The House of Mirth
The House of Mirth has been described as one of the two works by female novelists of this period most likely to be considered naturalism, with Kate Chopin’s The Awakening being the other. It’s the story of Lily Bart, a high-society maiden whose family fortune is lost. Lily has a chance for a middle-class existence with the lawyer Lawrence Selden, but Wharton makes it quite clear that Lily is the product of her early environment, in which there was nothing worse to live in a dull apartment and own ugly things, and thus cannot ever marry Lawrence Selden (316). For the same reason, she cannot marry the wealthy Mr. Rosedale, who is not quite in society enough and highly unrefined; she needs both taste and money. She is finally reduced to the point that neither Lawrence nor Rosedale desire to marry her (although Rosedale offers to, if she can regain stature), and lives a pathetic lower-class existence, without any lower-class skills, before accidentally overdosing one sleeping medication – committing suicide (if unintentionally) in true naturalist fashion.

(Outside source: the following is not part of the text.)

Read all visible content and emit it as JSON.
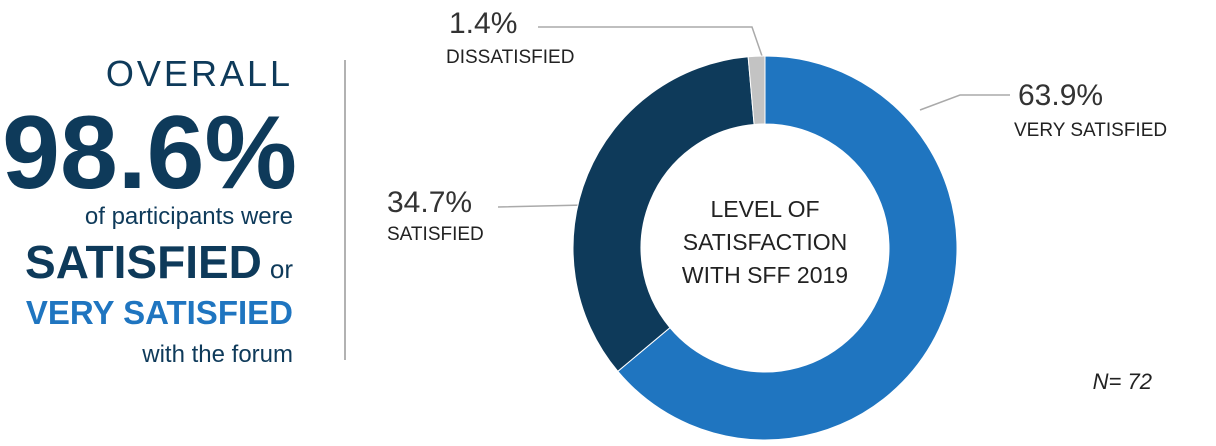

Beyond the obvious connection to naturalism that comes from Wharton declaring that Selden “was, like Lily, the victim of his environment” (160), I’m most interested in the way this novel manages to reduce everything to basic economics. Strangely, Lily is never described as “ruined” in the novel, perhaps because she is never physically “ruined” but only rumored to have been ruined, by virtue of her connection to a married man, Gus Trenor. Her connection to Trenor is of course provable because she borrowed money from him; she is rumored to be ruined sexually because she was ruined financially. Of course, women can’t be ruined financially, as men can; in the case of House of Mirth, Lily’s father: “I’m ruined” he says, when the fortune fails (34). But the family’s fortune isn’t entirely gone until Lily is ruined as well: Lily’s beauty “was the last asset in their fortunes, the nucleus around which their life was to be rebuilt” (35). This completes the circle. Men are ruined when they lose finances; women are ruined when they have had sex outside of marriage, rendering them no longer eligible to marry men with fortunes. This observation is of course not unique to Wharton – Prince Amerigo, after all, hears in Charlotte’s beauty the chink of gold in The Golden Bowl – but it draws an incredibly clear line between Wharton’s novel and The Rise of Silas Lapham, a line that solidifies Mirth’s status as naturalism. In Lapham, money turns out to be no substitute for taste, and morals rise above both of those; in Mirth, both taste and morals are simply processes by which money makes itself felt – even the possibly immoral and seemingly distasteful Mr. Rosedale is eventually able to transmute his gold into a strong standing in the upper-class community. In The House of Mirth, every interaction is fundamentally revealed to be a financial transaction. The only possible exception is Lily’s union with Lawrence, which she can never bring herself to make, as it is a move full of both morality and taste, but forecloses all paths to future financial success.
On a side note of naturalist import, the novel is full of interesting naturalistic observations – characters are often described as automatons or cogs in a giant machine (54, 324-325). More important is an interesting gender distinction; when Lily is in a more lively (aka Aestheticist) surrounding we get this description: “Little as she wasin the key of their milieu, her immense social facility, her long habit of adapting herself to others without suffering her own outline to be blurred […] had won for her an important place in the Gormer group” (248). The downfall of both Theron Ware and Vandover is that they cannot adapt themselves to those around them without losing their own selves; Lily, I think for purely gender reasons, is allowed that privilege.